For two assets, the minimum-variance portfolio weight allocation depends on their variances and correlation. Frontier portfolios are parameterized by expected return; as correlation decreases, diversification benefits increase, pulling the frontier inward.
Compute the minimum-variance portfolio for two stocks with different correlations. Plot efficient frontiers for high, zero, and negative correlation to visualize diversification benefits.
From mean-variance optimization, you know that a rational investor cares only about the expected return and variance of their portfolio, and from your study of correlation and covariance between assets, you know that combining assets with imperfect correlation reduces total portfolio variance even when each asset individually is risky. The two-asset case makes these ideas fully concrete before extending to the full efficient frontier.
Suppose you have two assets with expected returns μ₁ and μ₂, standard deviations σ₁ and σ₂, and correlation ρ. You invest weight w in asset 1 and (1−w) in asset 2. The portfolio's expected return is simply the weighted average: μₚ = wμ₁ + (1−w)μ₂. But the portfolio's variance is not the weighted average of the individual variances — it is: σₚ² = w²σ₁² + (1−w)²σ₂² + 2w(1−w)σ₁σ₂ρ. The last term — the covariance contribution — is the engine of diversification. When ρ < 1, this cross-term is smaller than it would be if returns were perfectly correlated, so σₚ² is less than the weighted average of the individual variances.
The minimum-variance portfolio is the weight allocation w* that minimizes σₚ². Taking the derivative of σₚ² with respect to w and setting it to zero yields: w* = (σ₂² − σ₁σ₂ρ) / (σ₁² + σ₂² − 2σ₁σ₂ρ). This formula rewards assets whose returns are dissimilar from the other asset — the lower the correlation, the higher the weight placed on the asset with lower absolute variance. As ρ approaches −1 (perfect negative correlation), it becomes possible to construct a portfolio with zero variance — a risk-free combination from two risky assets. As ρ approaches +1, the assets move in lockstep and no diversification is possible; the "frontier" collapses to a straight line between the two assets in expected-return/standard-deviation space.

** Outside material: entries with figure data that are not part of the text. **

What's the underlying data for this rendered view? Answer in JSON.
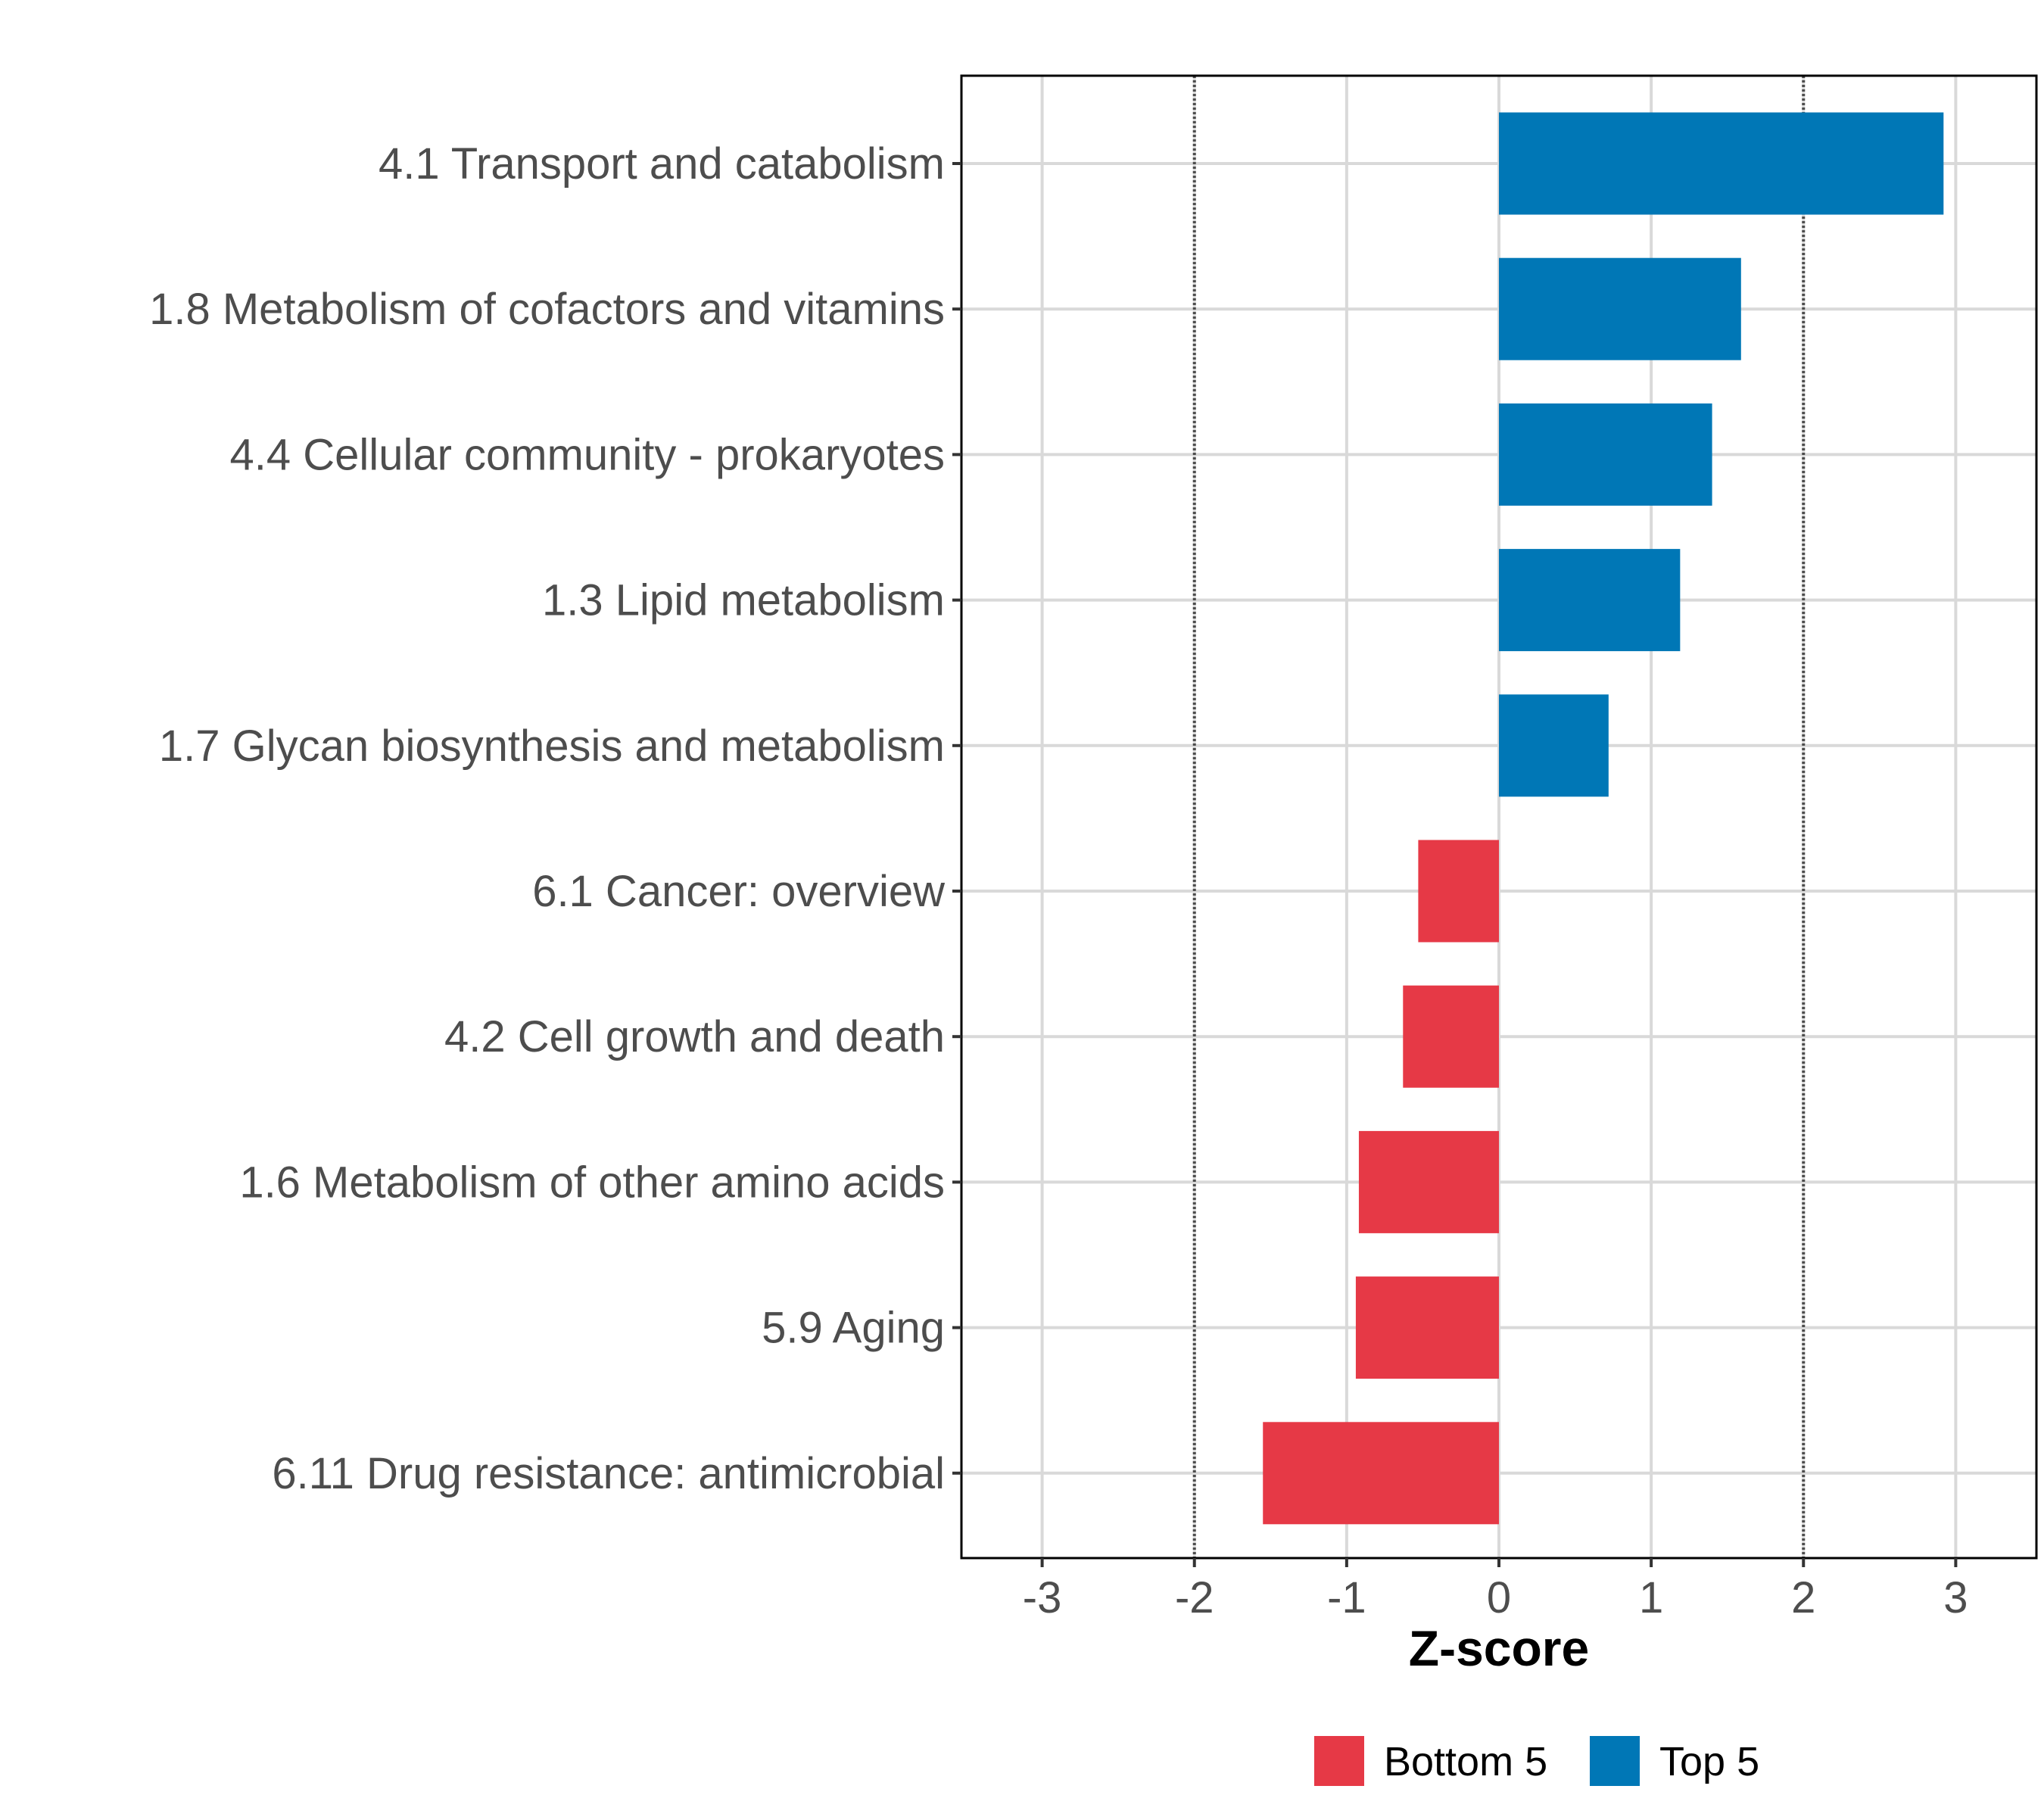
{
  "chart_data": {
    "type": "bar",
    "orientation": "horizontal",
    "title": "",
    "xlabel": "Z-score",
    "ylabel": "",
    "xlim": [
      -3.53,
      3.53
    ],
    "x_ticks": [
      -3,
      -2,
      -1,
      0,
      1,
      2,
      3
    ],
    "x_tick_labels": [
      "-3",
      "-2",
      "-1",
      "0",
      "1",
      "2",
      "3"
    ],
    "reference_lines": [
      -2,
      2
    ],
    "grid": true,
    "legend_position": "bottom",
    "categories": [
      "4.1 Transport and catabolism",
      "1.8 Metabolism of cofactors and vitamins",
      "4.4 Cellular community - prokaryotes",
      "1.3 Lipid metabolism",
      "1.7 Glycan biosynthesis and metabolism",
      "6.1 Cancer: overview",
      "4.2 Cell growth and death",
      "1.6 Metabolism of other amino acids",
      "5.9 Aging",
      "6.11 Drug resistance: antimicrobial"
    ],
    "values": [
      2.92,
      1.59,
      1.4,
      1.19,
      0.72,
      -0.53,
      -0.63,
      -0.92,
      -0.94,
      -1.55
    ],
    "groups": [
      "Top 5",
      "Top 5",
      "Top 5",
      "Top 5",
      "Top 5",
      "Bottom 5",
      "Bottom 5",
      "Bottom 5",
      "Bottom 5",
      "Bottom 5"
    ],
    "legend": [
      {
        "name": "Bottom 5",
        "color": "#e63946"
      },
      {
        "name": "Top 5",
        "color": "#0077b6"
      }
    ]
  }
}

Plotting the full set of achievable portfolios as w varies from 0 to 1 traces out the portfolio frontier — a curve in mean-standard-deviation space that bows leftward, toward lower volatility, when ρ < 1. The leftward bow is the visual representation of diversification: the portfolio frontier offers more return per unit of risk than any individual asset. The minimum-variance portfolio is the leftmost point of this curve. Portfolios on the upper portion of the curve (above the minimum-variance point) are efficient — they offer the maximum expected return for a given level of risk. Portfolios below that point are dominated: you could get the same return with less risk, or more return with the same risk, by holding a different combination. This geometry — and the intuition that correlation drives the shape of the frontier — is the foundation you will need to construct the full efficient frontier with N assets.